Saint Patrick's Day last week was a case in point. Cornwall's is usually packed on the holiday from lunchtime to closing. This year, by mid-afternoon, Strang was one of just a handful of people in the whole place.

"You could forget it's St. Patrick's Day, sitting here," he says, facing the empty tables.

But everything changes as happy hour approaches, and things start to pick up. There's a party of five in the front tattooing each other with leprechauns and shamrocks, and toasting the holiday with green drinks. One of the guys came in a kilt.

"Show off those legs dude," a friend called out as they all posed for pictures.

By evening, every table is full, and Billy is spending more time doing crowd control at the front door, than he is behind the bar.
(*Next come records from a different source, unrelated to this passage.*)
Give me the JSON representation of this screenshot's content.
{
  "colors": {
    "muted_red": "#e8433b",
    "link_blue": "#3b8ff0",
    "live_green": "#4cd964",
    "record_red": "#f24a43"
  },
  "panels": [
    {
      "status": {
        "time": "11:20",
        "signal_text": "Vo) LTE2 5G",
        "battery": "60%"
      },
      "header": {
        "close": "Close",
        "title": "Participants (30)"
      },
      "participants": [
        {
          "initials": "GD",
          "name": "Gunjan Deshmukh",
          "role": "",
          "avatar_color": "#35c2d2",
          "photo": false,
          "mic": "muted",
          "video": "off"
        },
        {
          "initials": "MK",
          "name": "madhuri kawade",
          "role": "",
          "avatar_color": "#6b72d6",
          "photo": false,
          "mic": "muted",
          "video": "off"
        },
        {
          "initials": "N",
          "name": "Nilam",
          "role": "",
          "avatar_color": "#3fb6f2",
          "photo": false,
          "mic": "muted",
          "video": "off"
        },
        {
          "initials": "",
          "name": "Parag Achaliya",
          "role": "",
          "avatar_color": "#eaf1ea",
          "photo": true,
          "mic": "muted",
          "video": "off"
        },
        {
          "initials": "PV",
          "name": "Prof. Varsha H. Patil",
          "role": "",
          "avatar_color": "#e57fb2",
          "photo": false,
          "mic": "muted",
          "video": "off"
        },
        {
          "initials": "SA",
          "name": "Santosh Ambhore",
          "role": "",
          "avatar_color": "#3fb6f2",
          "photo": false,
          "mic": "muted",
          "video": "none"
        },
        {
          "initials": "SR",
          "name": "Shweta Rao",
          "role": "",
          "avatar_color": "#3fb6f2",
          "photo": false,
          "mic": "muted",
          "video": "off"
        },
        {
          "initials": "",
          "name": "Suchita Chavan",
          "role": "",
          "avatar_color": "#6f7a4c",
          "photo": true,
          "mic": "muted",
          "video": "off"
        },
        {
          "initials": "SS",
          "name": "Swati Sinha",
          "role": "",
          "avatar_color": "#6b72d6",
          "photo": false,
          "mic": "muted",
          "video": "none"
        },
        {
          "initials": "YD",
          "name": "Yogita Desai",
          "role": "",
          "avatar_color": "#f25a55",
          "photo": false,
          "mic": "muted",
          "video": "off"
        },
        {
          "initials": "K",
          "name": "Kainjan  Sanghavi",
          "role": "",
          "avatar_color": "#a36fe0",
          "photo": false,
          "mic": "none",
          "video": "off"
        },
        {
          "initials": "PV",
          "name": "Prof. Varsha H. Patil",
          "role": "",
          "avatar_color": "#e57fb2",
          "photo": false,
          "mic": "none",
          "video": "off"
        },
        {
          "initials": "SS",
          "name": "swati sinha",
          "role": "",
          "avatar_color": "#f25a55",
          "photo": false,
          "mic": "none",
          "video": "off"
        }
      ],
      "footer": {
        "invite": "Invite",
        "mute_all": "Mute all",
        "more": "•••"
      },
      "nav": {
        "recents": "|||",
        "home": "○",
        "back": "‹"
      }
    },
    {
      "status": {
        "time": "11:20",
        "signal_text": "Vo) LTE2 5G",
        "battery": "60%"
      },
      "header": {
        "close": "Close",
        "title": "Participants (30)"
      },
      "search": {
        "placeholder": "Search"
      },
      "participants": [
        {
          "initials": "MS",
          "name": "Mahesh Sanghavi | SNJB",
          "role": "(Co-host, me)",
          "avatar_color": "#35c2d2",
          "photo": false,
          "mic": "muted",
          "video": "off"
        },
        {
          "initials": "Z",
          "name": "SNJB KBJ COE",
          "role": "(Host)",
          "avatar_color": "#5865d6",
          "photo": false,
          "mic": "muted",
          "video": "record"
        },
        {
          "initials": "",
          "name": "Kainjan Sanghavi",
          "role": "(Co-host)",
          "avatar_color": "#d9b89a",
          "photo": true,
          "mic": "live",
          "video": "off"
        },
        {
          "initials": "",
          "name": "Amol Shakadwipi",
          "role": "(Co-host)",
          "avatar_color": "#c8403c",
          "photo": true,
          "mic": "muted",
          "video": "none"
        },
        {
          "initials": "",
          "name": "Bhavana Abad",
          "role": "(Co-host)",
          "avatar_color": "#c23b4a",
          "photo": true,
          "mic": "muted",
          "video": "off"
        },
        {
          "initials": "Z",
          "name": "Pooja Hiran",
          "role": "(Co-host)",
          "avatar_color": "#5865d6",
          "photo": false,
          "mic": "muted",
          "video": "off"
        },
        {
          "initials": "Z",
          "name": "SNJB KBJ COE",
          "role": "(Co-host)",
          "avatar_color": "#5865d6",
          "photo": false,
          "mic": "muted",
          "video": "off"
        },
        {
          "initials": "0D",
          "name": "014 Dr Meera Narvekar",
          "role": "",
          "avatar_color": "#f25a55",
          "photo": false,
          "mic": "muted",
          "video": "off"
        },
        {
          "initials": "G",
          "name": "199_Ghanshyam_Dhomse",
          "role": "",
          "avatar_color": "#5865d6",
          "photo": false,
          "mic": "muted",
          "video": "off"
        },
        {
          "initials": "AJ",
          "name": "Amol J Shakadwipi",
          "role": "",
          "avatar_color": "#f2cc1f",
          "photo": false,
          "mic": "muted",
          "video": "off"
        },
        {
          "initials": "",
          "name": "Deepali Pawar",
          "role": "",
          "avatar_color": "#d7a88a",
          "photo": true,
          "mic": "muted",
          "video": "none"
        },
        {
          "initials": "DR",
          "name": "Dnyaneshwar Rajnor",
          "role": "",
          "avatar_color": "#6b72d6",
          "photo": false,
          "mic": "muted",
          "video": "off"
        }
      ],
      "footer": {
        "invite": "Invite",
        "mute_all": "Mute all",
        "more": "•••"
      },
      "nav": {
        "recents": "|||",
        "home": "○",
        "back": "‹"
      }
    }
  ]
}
He's taking phone numbers and calling people back in when a space opens up.

It would turn out to be their busiest night of the whole pandemic, and a sweet victory coming exactly a year since Cornwall's was abruptly forced to shut down.

"It's a milestone, Pam says. "It's another corner that we've rounded, and you're just so happy you hobbled it together and survived."

But even their best night is nowhere near an average night, pre-pandemic. Business is still hovering around half what they used to do. While Massachusetts' strict curfew has been lifted, social distancing requirements still mean they can only fit about half the tables they used to. And unlike others, Cornwall's is adamant about enforcing the rules.

"I worry when you hear about outbreaks and you know, it's important that people remember how hard we fought to get here. So, don't throw caution to the wind — or your masks or the wind — because we're going to we're going to regret it." Another surge or shutdown, Pam says, would be crushing.

Indeed, staff are bracing themselves to do more reminding, and more policing of COVID-19 rules this spring and summer, as more people come out of hibernation and baseball fans turn out in droves. But that's a challenge Cornwall's would love to have. In the meantime, they're clinging to hope.

"You sort of feel like if you've been lucky enough to hang on, even if it's by your fingernails, there's going to be something to celebrate at the end," Pam says.

"It just makes you want to come to work, and see what happens when the door opens," John says. "Like I told you before, it keeps you alive."

Maybe we're on the brink of another Roaring Twenties, the exuberant years of drinking, dancing and debauchery that followed the 1918 pandemic, Pam says. But with COVID-19 cases still high in Massachusetts, and elsewhere, she's not celebrating yet. She says she's taking her cue from the nation's top infectious disease expert Dr. Anthony Fauci, who's imploring people to "wait until [we] get into the end zone."

"Don't spike the ball on the five-yard line," he warned.